Während des Restes des Tages lernte ich alle die Empfindungen eines Gefangenen kennen, der die Stunde seiner Befreiung nahe glaubt. Meine Stimmung schwankte zwischen froher Hoffnung und tiefer Verzweiflung, aber je mehr sich die Nacht näherte, um so mehr überwog diese. In dem Glauben, daß Lawford mich entweder hintergangen habe, oder mir nicht helfen könne, hatte ich die Hoffnung schon fast aufgegeben, als irgend ein Gegenstand leise gegen mein Kojenfenster schlug. Nachdem ich dieses schnell aufgerissen hatte, zog ich ein kleines Päckchen herein, das aus einem in Papier gewickelten Schlüssel bestand. Auf die Umhüllung hatte Lawford einige Zeilen geschrieben: »Mit Hilfe des inliegenden Schlüssels zu Ihrer Koje können Sie diese verlassen, aber hüten Sie sich vor dem Schwarzen und warten Sie bis nach dem Essen, wo wir an Deck sind und der Nigger im Vorderschiff zu thun hat. Klettern Sie durch eins der Fenster am Heck. Das kleine Boot liegt darunter im Wasser, und wenn Sie es erreichen können, so machen Sie es los und rudern nach der Küste. Das ist alles, was ich für Sie thun kann.«

Meine Flucht gelang mir leichter, als ich erwartet hatte.

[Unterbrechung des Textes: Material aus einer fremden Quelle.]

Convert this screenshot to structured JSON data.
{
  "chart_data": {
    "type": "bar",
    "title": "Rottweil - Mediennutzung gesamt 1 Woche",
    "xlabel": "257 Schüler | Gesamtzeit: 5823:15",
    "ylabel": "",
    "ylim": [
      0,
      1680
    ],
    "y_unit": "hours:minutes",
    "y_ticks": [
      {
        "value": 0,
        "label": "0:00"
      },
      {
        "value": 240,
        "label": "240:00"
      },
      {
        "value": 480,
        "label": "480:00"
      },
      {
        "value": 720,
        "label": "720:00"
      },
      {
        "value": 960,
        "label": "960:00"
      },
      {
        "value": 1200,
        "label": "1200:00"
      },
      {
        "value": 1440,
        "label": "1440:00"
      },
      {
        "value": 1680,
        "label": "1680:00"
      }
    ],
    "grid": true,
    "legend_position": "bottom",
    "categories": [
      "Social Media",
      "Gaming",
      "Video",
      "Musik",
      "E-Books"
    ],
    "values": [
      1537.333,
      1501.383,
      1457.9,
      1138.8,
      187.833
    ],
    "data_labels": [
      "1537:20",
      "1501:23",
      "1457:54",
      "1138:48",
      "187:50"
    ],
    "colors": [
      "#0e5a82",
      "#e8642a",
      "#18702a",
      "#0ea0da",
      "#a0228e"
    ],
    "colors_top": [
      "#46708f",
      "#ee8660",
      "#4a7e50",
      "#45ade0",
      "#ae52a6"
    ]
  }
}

(Wie das Boot ans Land gelangte und die auf die Flucht folgenden Ereignisse sind bereits erzählt worden.)

Als ich die Küste erreicht hatte, fühlte ich mich wie verirrt, aber das kümmerte mich nicht, denn das Gefühl der Freiheit überwog alles andre. Daß ich in Frankreich war, wußte ich wenigstens, und als ich einen steilen Pfad hinangestiegen war, stieß ich auf eine Landstraße, die weiß und staubig in der Dunkelheit schimmerte.

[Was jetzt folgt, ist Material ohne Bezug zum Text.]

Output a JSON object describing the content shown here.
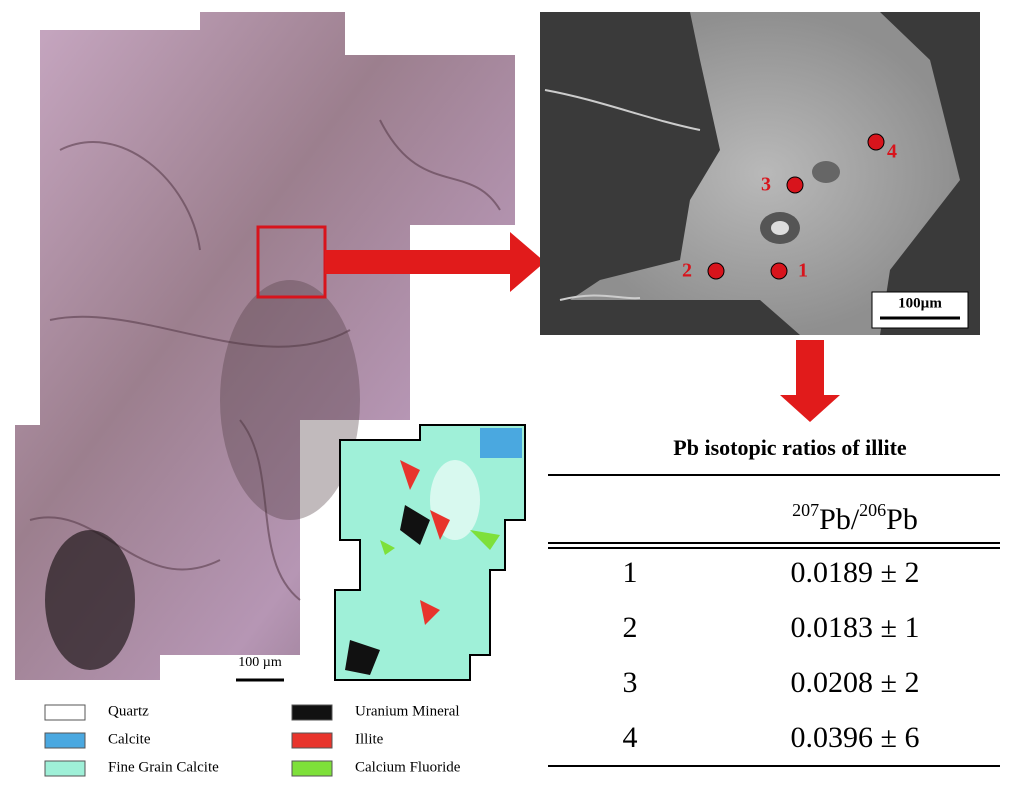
{
  "micrograph": {
    "scale_label": "100 µm"
  },
  "sem_image": {
    "points": [
      "1",
      "2",
      "3",
      "4"
    ],
    "scale_label": "100µm"
  },
  "legend": [
    {
      "label": "Quartz",
      "color": "#ffffff"
    },
    {
      "label": "Calcite",
      "color": "#4aa8e0"
    },
    {
      "label": "Fine Grain Calcite",
      "color": "#9ff0d8"
    },
    {
      "label": "Uranium Mineral",
      "color": "#111111"
    },
    {
      "label": "Illite",
      "color": "#e8342c"
    },
    {
      "label": "Calcium Fluoride",
      "color": "#7ee03a"
    }
  ],
  "table": {
    "title": "Pb isotopic ratios of illite",
    "header": [
      "207",
      "Pb/",
      "206",
      "Pb"
    ],
    "rows": [
      [
        "1",
        "0.0189 ± 2"
      ],
      [
        "2",
        "0.0183 ± 1"
      ],
      [
        "3",
        "0.0208 ± 2"
      ],
      [
        "4",
        "0.0396 ± 6"
      ]
    ]
  }
}
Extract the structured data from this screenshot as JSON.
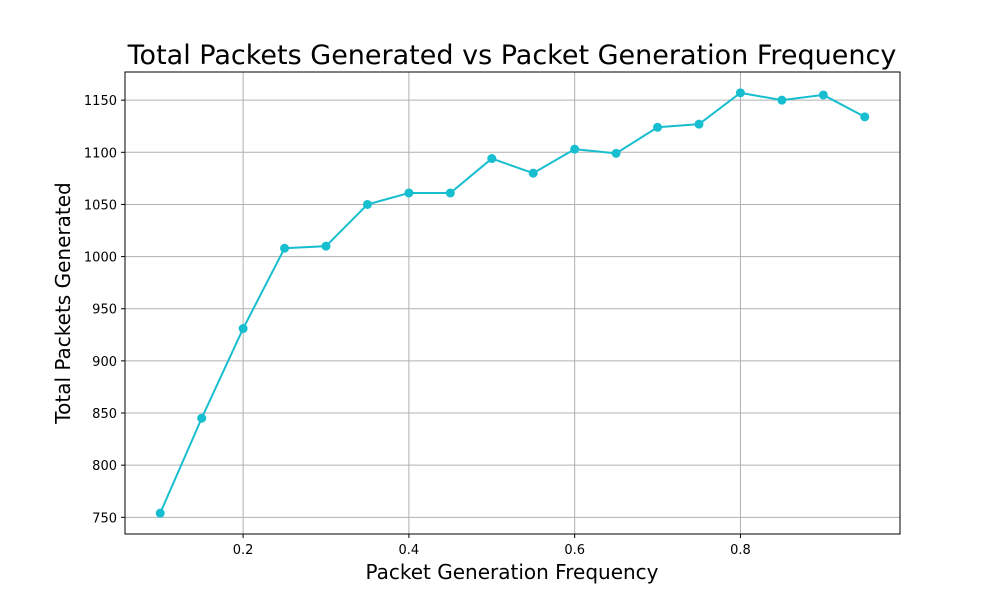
{
  "chart_data": {
    "type": "line",
    "title": "Total Packets Generated vs Packet Generation Frequency",
    "xlabel": "Packet Generation Frequency",
    "ylabel": "Total Packets Generated",
    "x": [
      0.1,
      0.15,
      0.2,
      0.25,
      0.3,
      0.35,
      0.4,
      0.45,
      0.5,
      0.55,
      0.6,
      0.65,
      0.7,
      0.75,
      0.8,
      0.85,
      0.9,
      0.95
    ],
    "series": [
      {
        "values": [
          754,
          845,
          931,
          1008,
          1010,
          1050,
          1061,
          1061,
          1094,
          1080,
          1103,
          1099,
          1124,
          1127,
          1157,
          1150,
          1155,
          1134
        ],
        "color": "#17becf",
        "marker": "circle"
      }
    ],
    "xlim": [
      0.0575,
      0.9925
    ],
    "ylim": [
      734,
      1177
    ],
    "xticks": [
      0.2,
      0.4,
      0.6,
      0.8
    ],
    "xtick_labels": [
      "0.2",
      "0.4",
      "0.6",
      "0.8"
    ],
    "yticks": [
      750,
      800,
      850,
      900,
      950,
      1000,
      1050,
      1100,
      1150
    ],
    "ytick_labels": [
      "750",
      "800",
      "850",
      "900",
      "950",
      "1000",
      "1050",
      "1100",
      "1150"
    ],
    "grid": true,
    "legend": "none"
  }
}
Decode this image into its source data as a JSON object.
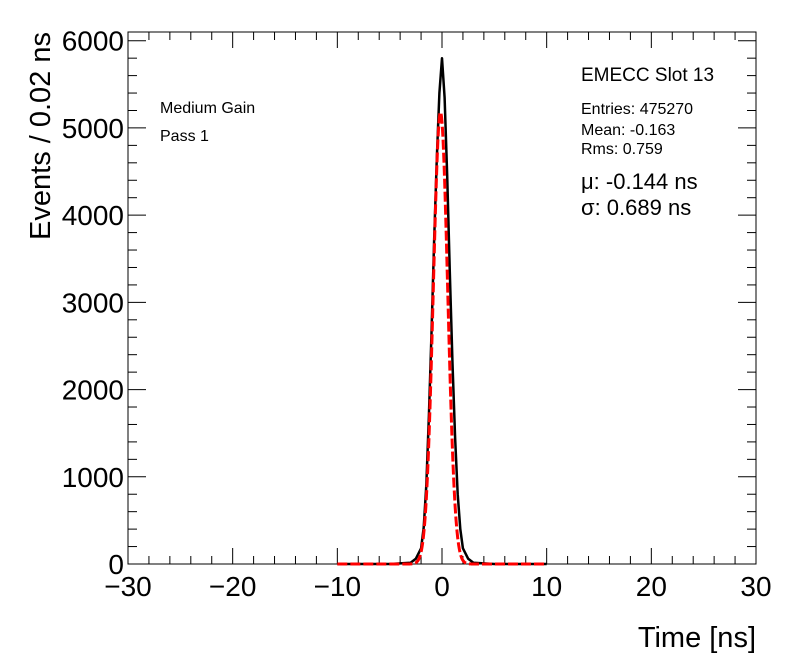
{
  "chart_data": {
    "type": "line",
    "xlabel": "Time [ns]",
    "ylabel": "Events / 0.02 ns",
    "xlim": [
      -30,
      30
    ],
    "ylim": [
      0,
      6100
    ],
    "xticks": [
      -30,
      -20,
      -10,
      0,
      10,
      20,
      30
    ],
    "yticks": [
      0,
      1000,
      2000,
      3000,
      4000,
      5000,
      6000
    ],
    "grid": false,
    "legend": "none",
    "annotations": {
      "gain": "Medium Gain",
      "pass": "Pass 1",
      "slot": "EMECC Slot 13",
      "entries": "Entries: 475270",
      "mean": "Mean: -0.163",
      "rms": "Rms: 0.759",
      "mu": "μ: -0.144 ns",
      "sigma": "σ: 0.689 ns"
    },
    "series": [
      {
        "kind": "histogram",
        "color": "#000000",
        "x": [
          -10,
          -5,
          -3,
          -2.5,
          -2,
          -1.75,
          -1.5,
          -1.25,
          -1,
          -0.75,
          -0.5,
          -0.25,
          0,
          0.25,
          0.5,
          0.75,
          1,
          1.25,
          1.5,
          1.75,
          2,
          2.5,
          3,
          5,
          10
        ],
        "y": [
          0,
          0,
          15,
          60,
          180,
          420,
          900,
          1700,
          2650,
          3700,
          4650,
          5400,
          5800,
          5350,
          4450,
          3350,
          2300,
          1450,
          800,
          400,
          180,
          60,
          15,
          0,
          0
        ]
      },
      {
        "kind": "gaussian-fit",
        "color": "#ff0000",
        "mu": -0.144,
        "sigma": 0.689,
        "amplitude": 5180,
        "xrange": [
          -10,
          10
        ]
      }
    ]
  }
}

Einen Augenblick blieb ich stehen und überlegte, welche Richtung ich einschlagen sollte, nach Osten oder nach Westen, denn ich mußte sobald als möglich eine an einer Bahnlinie gelegene Stadt erreichen, sei es zu Fuße oder mittels eines zu mietenden Wagens. Als ich am nächsten Meilenstein vorüberkam, las ich mit Hilfe eines entzündeten Streichholzes, was darauf stand. In der Richtung, die ich eingeschlagen hatte, lag Lamballe fünfzehn Kilometer entfernt, und hinter mir führte die Straße nach Brest, das hundertsechzig Kilometer weit war.

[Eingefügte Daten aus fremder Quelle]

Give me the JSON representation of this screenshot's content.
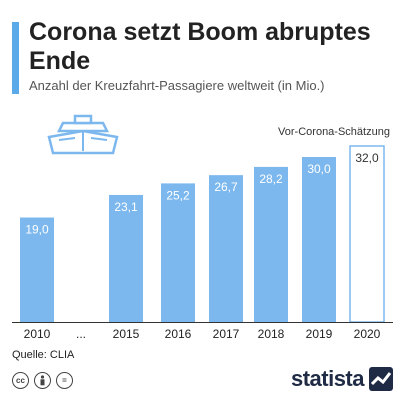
{
  "header": {
    "title": "Corona setzt Boom abruptes Ende",
    "subtitle": "Anzahl der Kreuzfahrt-Passagiere weltweit (in Mio.)"
  },
  "chart_data": {
    "type": "bar",
    "categories": [
      "2010",
      "...",
      "2015",
      "2016",
      "2017",
      "2018",
      "2019",
      "2020"
    ],
    "values": [
      19.0,
      null,
      23.1,
      25.2,
      26.7,
      28.2,
      30.0,
      32.0
    ],
    "data_labels": [
      "19,0",
      "",
      "23,1",
      "25,2",
      "26,7",
      "28,2",
      "30,0",
      "32,0"
    ],
    "estimate_index": 7,
    "annotation": "Vor-Corona-Schätzung",
    "ylim": [
      0,
      32
    ],
    "colors": {
      "bar": "#7cb8ee",
      "estimate_fill": "#ffffff",
      "estimate_stroke": "#7cb8ee",
      "axis": "#333333"
    },
    "icon": "cruise-ship-icon"
  },
  "footer": {
    "source": "Quelle: CLIA",
    "license_icons": [
      "cc",
      "by",
      "="
    ],
    "brand": "statista"
  }
}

Nicht nach Brest, sondern nach Lamballe mußte ich also gehen, und ich legte die acht Meilen bis dahin in wenigen Stunden zurück, so daß ich den Ort noch vor elf Uhr abends erreichte. Hier herrschte noch etwas Leben in den engen Straßen, vor den Kaffeehäusern saßen Leute, und auch ich nahm an einem der kleinen Tische Platz und bestellte mir ein Glas Bier und ein Kursbuch. Man brachte mir das Verlangte und es dauerte nicht lange, bis ich mit meinem Plan im reinen war.

Glücklicherweise war ich mit Geld reichlich versehen, und das ebnete mir die Wege. Ich fand, daß um halb sieben Uhr ein Zug nach Paris abging, und das war zwar der längste, aber trotzdem der rascheste Weg nach Southampton. Ich konnte den Nachmittagsschnellzug nach Havre erreichen und schon bei Tagesanbruch in Southampton sein. Auf diese Weise hatte ich sogar noch ein paar Stunden in Paris übrig, die ich dazu benutzen konnte, einige notwendige Einkäufe zu besorgen und eine mich unkenntlich machende Veränderung meiner äußeren Erscheinung vorzunehmen, denn ich war entschlossen, die Ueberfahrt nach New York unter angenommenem Namen und in der zweiten Kajüte zu machen, wo ich voraussichtlich unbemerkt bleiben würde.